What happens? Apparently one of them contacted a client of mine to bad mouth me.
Why is opening a device and playing Doom on it just a dumb stunt?

If you can open a device w/o the user noticing, you can also replace the hardware. And in particular, you can add a MITM *inside the device itself* between any secure element and the UI.
MITM the UI/UX and the security chip can't help you much: you might think you're authorizing a $10 payment to Alice, but the chip thinks you're trying to send $10,000 to Mallory.

Defeating this kind of attack requires tamper protection of *all* the hardware, not just one chip.
I've opened up a Ledger Nano S, and there's definitely room to MITM the display and buttons with a mod board (I used to design electronics, and did HW mods of similar difficulty all the time).

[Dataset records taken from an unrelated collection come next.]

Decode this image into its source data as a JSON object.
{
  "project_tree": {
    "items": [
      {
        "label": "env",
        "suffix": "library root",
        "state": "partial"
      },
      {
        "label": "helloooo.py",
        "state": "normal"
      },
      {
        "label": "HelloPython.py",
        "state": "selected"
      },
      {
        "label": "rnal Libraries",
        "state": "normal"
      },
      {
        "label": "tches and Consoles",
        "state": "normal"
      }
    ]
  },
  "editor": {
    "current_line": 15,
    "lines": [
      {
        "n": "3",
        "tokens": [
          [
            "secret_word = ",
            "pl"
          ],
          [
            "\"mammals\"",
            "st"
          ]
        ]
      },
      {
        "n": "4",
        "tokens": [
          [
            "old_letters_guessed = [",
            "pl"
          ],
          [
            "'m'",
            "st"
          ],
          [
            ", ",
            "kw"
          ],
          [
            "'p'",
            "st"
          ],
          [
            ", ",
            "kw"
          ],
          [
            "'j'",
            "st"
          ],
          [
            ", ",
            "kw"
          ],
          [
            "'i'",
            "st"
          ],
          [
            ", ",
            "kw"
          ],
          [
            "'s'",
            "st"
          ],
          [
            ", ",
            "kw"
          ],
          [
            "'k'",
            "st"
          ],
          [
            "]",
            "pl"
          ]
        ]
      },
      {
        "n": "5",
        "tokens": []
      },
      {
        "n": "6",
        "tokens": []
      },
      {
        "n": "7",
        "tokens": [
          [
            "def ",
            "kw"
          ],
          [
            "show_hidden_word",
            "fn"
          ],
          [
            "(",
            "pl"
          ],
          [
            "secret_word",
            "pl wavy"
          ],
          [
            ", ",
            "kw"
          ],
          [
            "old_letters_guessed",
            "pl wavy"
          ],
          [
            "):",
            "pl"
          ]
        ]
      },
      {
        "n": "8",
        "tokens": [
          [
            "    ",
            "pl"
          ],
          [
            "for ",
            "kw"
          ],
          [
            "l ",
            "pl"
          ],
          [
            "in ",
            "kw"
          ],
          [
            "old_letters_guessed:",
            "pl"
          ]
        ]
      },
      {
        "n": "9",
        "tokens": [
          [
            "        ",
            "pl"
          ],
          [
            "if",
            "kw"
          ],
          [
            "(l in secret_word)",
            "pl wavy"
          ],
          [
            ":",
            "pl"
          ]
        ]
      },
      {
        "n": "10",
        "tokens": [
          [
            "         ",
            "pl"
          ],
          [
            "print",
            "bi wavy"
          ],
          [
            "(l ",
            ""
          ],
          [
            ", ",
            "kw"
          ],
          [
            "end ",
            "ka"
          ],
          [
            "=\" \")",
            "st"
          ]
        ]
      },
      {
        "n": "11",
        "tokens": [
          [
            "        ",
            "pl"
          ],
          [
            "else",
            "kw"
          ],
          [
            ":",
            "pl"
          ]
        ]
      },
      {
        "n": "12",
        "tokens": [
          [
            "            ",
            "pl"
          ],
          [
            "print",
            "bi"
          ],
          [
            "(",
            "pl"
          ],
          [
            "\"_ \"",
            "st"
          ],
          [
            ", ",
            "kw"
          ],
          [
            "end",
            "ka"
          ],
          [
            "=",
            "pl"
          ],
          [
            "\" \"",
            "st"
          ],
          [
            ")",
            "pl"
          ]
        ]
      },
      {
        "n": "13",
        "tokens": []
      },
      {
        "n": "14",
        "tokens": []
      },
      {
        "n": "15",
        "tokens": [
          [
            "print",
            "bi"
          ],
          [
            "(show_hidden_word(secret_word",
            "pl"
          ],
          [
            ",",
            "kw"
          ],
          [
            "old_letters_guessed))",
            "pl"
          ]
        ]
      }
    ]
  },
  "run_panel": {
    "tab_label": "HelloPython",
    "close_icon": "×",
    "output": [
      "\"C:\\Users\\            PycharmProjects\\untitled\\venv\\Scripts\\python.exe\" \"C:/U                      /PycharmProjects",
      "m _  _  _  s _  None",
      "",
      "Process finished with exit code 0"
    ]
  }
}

W/ practice adding a MITM mod would take just a minute or two.
Also, in the case of designs like the Ledger Nano S, there's actually two microcontrollers. Only one is a tamper resistant security chip - the other is a standard chip, and is used to control the display and buttons.

You'd be able to install Doom on it too if it were better HW.
The Bitfi hacking team know this of course, as one of them has demoed similar attacks in the past on the Ledger Nano: thenextweb.com/hardfork/2018/…

The same person who did the sloppy Doom demo! But that's a 16yo kid, so I'll cut him slack; the rest of the team not so much.
As for the client... What can I say, pure childishness. On the bright side, they respected me enough to know it was probably bullshit. On the not so bright side, they want to stay the heck away from stupid drama like this... And I don't blame them.
What the Bitfi hacking team should have done all along was stick to their actual attacks, like the more recently disclosed cold boot attack. That's an real threat: have a Bitfi stolen and the attacker can immediately steal your coins, w/o further action by you.
The problem with the glamorous Doom stunt is it's misleading in a way that FUDs open hardware.

It's a good thing that we can modify and inspect our devices, even hardware wallets! That's key to a healthy open source ecosystem, and real peer review of security.
You need peer review to catch mistakes; I strongly suspect that a clean laptop running Bitcoin Core can actually have a lower chance of coin loss than many HW wallets due to the risk of coin loss bugs alone.

How many eyes are on the Trezor or Ledger source code vs Bitcoin Core?